News that strengthens the anti-globalisers’ appeal comes almost daily. On July 26th two men claiming allegiance to Islamic State slit the throat of an 85-year-old Catholic priest in a church near Rouen. It was the latest in a string of terrorist atrocities in France and Germany. The danger is that a rising sense of insecurity will lead to more electoral victories for closed-world types. This is the gravest risk to the free world since communism. Nothing matters more than countering it. …
Republicans who are serious about resisting the anti-globalists should hold their noses and support Mrs Clinton. And Mrs Clinton herself, now that she has won the nomination, must champion openness clearly, rather than equivocating. Her choice of Tim Kaine, a Spanish-speaking globalist, as her running-mate is a good sign. But the polls are worryingly close. The future of the liberal world order depends on whether she succeeds.”
I agree with this assessment: Hillary-Kaine is the globalist ticket.
This election boils down to nationalism versus globalism: on one side, you have people who are for open borders, free-trade, and endless wars in remote areas of the world, and those people are voting for Hillary to preserve the neo-liberal world order under which a tiny oligarchy – basically, the Davos crowd – lords it over everyone else from their posh zip codes while virtue signaling their cosmopolitanism.
On the opposite side, you have people who are against open borders, free-trade, and endless wars in remote areas of the world who have seen their communities ravaged by mass immigration and globalization, whose children end up fighting in the endless wars, and who are afraid of the terrorists who have been settled next door and who have been the losers under the status quo. They are voting for Trump.

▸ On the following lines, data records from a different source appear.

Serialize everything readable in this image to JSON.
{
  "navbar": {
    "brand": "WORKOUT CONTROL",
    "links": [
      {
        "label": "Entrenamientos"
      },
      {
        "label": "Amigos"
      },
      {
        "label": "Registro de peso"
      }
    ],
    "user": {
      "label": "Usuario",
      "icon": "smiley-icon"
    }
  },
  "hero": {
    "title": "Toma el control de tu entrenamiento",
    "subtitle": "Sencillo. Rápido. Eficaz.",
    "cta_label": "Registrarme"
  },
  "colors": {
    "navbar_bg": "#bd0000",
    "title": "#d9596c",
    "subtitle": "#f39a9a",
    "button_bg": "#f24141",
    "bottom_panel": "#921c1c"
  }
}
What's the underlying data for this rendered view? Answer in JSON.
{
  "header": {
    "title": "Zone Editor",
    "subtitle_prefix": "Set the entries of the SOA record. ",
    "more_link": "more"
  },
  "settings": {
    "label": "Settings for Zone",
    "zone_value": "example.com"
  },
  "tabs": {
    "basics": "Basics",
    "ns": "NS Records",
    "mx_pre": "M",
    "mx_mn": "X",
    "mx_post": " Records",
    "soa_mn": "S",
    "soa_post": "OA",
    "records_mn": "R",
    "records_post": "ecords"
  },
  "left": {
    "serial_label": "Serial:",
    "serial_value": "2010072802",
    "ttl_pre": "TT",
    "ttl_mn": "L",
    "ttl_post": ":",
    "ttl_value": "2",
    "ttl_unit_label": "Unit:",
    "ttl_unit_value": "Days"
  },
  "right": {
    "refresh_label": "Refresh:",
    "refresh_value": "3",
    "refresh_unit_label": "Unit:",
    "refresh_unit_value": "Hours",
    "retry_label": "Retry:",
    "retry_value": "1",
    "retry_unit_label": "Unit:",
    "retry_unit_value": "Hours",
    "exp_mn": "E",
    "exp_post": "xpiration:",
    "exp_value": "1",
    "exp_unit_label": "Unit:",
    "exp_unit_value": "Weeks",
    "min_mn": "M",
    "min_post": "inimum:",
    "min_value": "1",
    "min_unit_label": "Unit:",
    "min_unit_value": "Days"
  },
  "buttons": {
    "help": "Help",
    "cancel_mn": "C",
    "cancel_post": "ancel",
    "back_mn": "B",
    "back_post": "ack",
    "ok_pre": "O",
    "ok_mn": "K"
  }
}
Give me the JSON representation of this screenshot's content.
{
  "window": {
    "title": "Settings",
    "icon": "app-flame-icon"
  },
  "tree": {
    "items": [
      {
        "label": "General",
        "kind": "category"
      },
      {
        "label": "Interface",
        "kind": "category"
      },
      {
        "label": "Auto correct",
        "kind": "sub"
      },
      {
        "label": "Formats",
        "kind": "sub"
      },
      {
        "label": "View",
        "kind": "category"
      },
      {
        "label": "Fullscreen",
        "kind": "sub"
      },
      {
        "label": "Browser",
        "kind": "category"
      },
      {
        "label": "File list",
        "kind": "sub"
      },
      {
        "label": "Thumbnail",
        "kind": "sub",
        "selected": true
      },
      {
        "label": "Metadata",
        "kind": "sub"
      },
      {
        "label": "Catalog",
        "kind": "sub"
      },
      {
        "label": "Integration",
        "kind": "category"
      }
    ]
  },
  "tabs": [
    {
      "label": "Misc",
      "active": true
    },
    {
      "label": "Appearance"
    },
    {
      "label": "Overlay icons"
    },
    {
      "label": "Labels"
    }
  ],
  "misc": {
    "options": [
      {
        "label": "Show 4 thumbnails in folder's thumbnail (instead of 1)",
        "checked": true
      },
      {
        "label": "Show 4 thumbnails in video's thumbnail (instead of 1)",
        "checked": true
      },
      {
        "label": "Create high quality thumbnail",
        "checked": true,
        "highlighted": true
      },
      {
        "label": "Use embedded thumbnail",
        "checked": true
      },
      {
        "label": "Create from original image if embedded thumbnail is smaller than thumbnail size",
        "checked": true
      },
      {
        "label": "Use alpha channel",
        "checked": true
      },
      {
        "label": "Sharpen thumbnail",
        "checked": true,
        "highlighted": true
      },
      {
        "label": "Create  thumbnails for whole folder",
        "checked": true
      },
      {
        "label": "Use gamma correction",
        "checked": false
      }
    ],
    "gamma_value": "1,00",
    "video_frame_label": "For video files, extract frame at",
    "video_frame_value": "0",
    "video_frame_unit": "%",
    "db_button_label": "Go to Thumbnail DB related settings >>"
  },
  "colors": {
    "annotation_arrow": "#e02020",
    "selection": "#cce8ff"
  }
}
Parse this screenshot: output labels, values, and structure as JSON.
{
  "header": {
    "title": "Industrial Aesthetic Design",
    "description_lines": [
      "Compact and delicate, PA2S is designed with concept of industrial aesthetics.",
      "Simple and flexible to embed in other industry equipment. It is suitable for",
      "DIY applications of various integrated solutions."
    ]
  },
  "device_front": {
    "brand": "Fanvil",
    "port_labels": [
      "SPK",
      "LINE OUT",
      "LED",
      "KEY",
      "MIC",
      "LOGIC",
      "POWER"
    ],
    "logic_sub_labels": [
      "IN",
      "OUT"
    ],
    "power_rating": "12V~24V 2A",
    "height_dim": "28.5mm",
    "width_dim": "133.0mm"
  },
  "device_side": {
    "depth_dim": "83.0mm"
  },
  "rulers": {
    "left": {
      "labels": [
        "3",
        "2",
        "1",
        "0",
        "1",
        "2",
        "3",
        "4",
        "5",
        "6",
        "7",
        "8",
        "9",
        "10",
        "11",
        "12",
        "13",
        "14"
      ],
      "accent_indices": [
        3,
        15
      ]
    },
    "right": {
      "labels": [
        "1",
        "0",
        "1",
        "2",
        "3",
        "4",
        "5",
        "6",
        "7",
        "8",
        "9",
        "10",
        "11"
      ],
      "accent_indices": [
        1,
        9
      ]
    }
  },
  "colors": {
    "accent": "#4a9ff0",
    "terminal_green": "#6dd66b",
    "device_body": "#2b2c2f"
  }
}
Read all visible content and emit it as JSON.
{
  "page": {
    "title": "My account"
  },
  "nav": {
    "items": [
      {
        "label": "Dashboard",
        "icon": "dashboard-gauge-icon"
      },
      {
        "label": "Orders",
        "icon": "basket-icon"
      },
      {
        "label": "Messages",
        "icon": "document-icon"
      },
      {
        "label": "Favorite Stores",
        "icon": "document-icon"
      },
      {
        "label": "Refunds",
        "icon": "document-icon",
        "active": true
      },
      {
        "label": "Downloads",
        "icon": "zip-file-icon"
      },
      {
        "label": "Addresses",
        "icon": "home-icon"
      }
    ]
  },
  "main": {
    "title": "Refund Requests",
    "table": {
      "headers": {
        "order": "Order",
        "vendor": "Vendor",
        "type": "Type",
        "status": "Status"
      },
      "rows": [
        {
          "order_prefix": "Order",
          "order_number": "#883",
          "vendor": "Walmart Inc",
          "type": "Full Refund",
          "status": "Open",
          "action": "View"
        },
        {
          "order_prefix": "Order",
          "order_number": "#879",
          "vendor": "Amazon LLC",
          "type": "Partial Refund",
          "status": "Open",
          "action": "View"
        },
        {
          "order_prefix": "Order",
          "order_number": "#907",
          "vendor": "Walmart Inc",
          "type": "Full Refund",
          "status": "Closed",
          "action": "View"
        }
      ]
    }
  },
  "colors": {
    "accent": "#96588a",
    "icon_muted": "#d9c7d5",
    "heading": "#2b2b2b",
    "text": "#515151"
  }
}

The globalists include Angela Merkel, Theresa May, Hillary Clinton, Barack Obama, Jeb Bush, François Hollande, etc. Some of them claim to be “conservatives.” Some of them claim to “liberals” or “progressives.” Regardless of who wins, they always deliver the same globalist policies on trade, immigration, and foreign policy. When it comes to these three issues, Hillary Clinton and Marco Rubio are on the same side.
Globalists may disagree among themselves on issues like abortion or gun control, but what matters most to them is preserving the neo-liberal world order and “America’s leadership role” in maintaining the present system.